Nooooooooooooo! Ugh, how the hell can something as heinous as this happen? First of all, a show about a planet filled with nothing but women should be hot, hot, HOT! Simoun was not. C'mon, G, throw me a bone here, 'cause I never got one myself while watching this crap.
All the backgrounds were these funky watercolored paintings, the tone was all private, all-girls, Catholic high school (but leaving out all the good parts), and the characters were all so stupid! Seriously, men might think with their shama-lama-ding-dongs all the time, but at least our schlongs are smarter than the average bitch brain. These big tittied teens kept making dumb decision after dumb decision, and they were still utterly surprised when only bad things came from them!
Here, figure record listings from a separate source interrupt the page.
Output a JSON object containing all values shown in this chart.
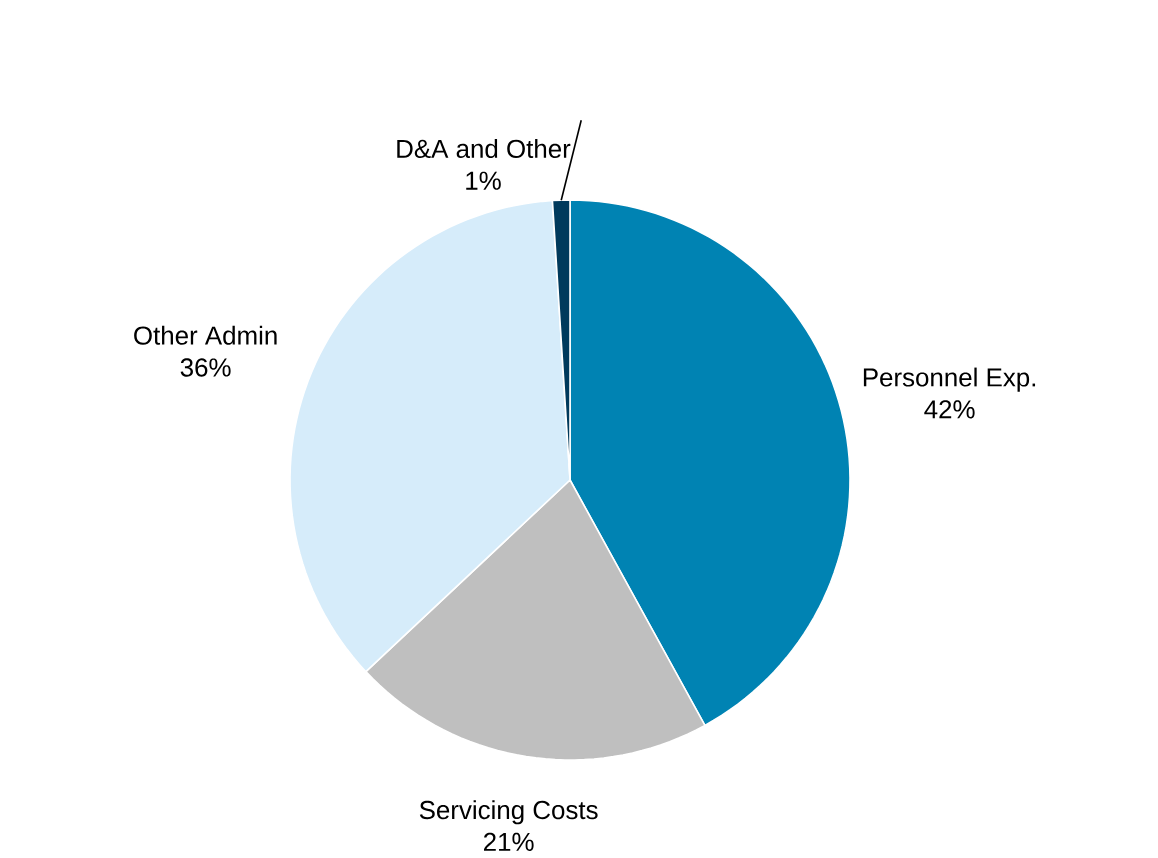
{
  "chart_data": {
    "type": "pie",
    "categories": [
      "Personnel Exp.",
      "Servicing Costs",
      "Other Admin",
      "D&A and Other"
    ],
    "values": [
      42,
      21,
      36,
      1
    ],
    "colors": [
      "#0083b3",
      "#bfbfbf",
      "#d6ecfa",
      "#003a5c"
    ],
    "value_labels": [
      "42%",
      "21%",
      "36%",
      "1%"
    ]
  }
}
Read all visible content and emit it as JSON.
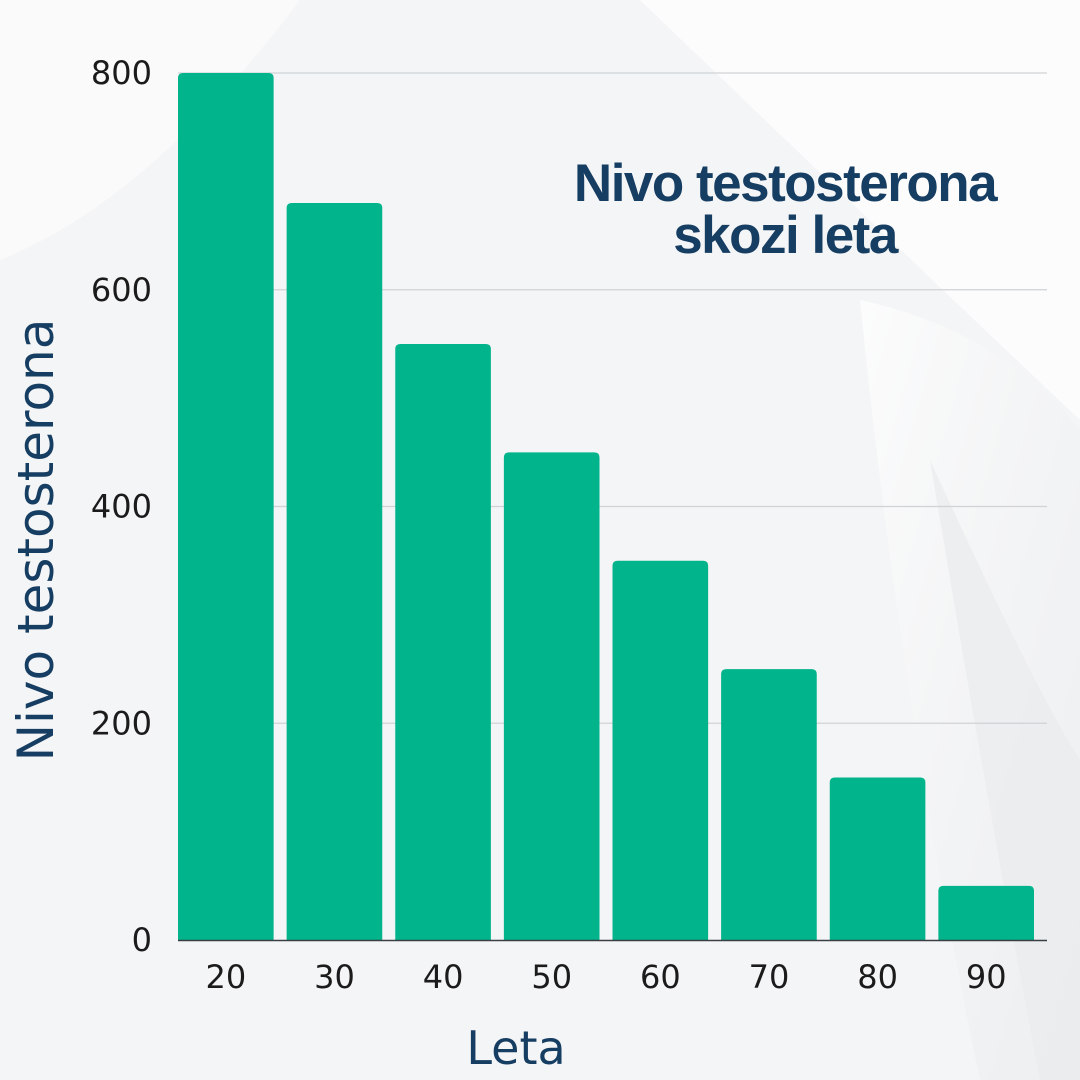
{
  "colors": {
    "background": "#f4f5f6",
    "bar": "#02b48b",
    "title": "#163d62",
    "grid": "#cfd3d6",
    "tick": "#1b1b1b"
  },
  "chart_data": {
    "type": "bar",
    "title_lines": [
      "Nivo testosterona",
      "skozi leta"
    ],
    "xlabel": "Leta",
    "ylabel": "Nivo testosterona",
    "categories": [
      "20",
      "30",
      "40",
      "50",
      "60",
      "70",
      "80",
      "90"
    ],
    "values": [
      800,
      680,
      550,
      450,
      350,
      250,
      150,
      50
    ],
    "ylim": [
      0,
      800
    ],
    "yticks": [
      0,
      200,
      400,
      600,
      800
    ],
    "grid": true,
    "legend": "none"
  }
}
Oh, man, it just totally hurt my mellon every time that re-re blonde chick with the Sailor Moon hair kept STALKING that pinky chick, and bringing up pinky chick's dead girlfriend in an attempt to get pinky to become her pair. Trust me, that never works in real life:
"Hey, toots, I know your previous lover died in that horrible street race against me last week after I pushed him into that tanker truck which then exploded, taking out 15 pedestrians in the process, but man, you ought to see me naked!"
That kind of shit just gets you a slap to the face and possibly a knifing.
The only other thing I wanted to say about this show, holmes, is that this is a very, very girly show. No, not "girly" in a "Girls Gone Wild" way, but girly in that if you try to make it sound cool or manly in the least YOU ARE EITHER A GAY MAN OR A TRANNY. There, I said it. It's like an animated Steel Magnolias, Beaches, Desperate Housewives or a Mean Girls... Or so I've heard.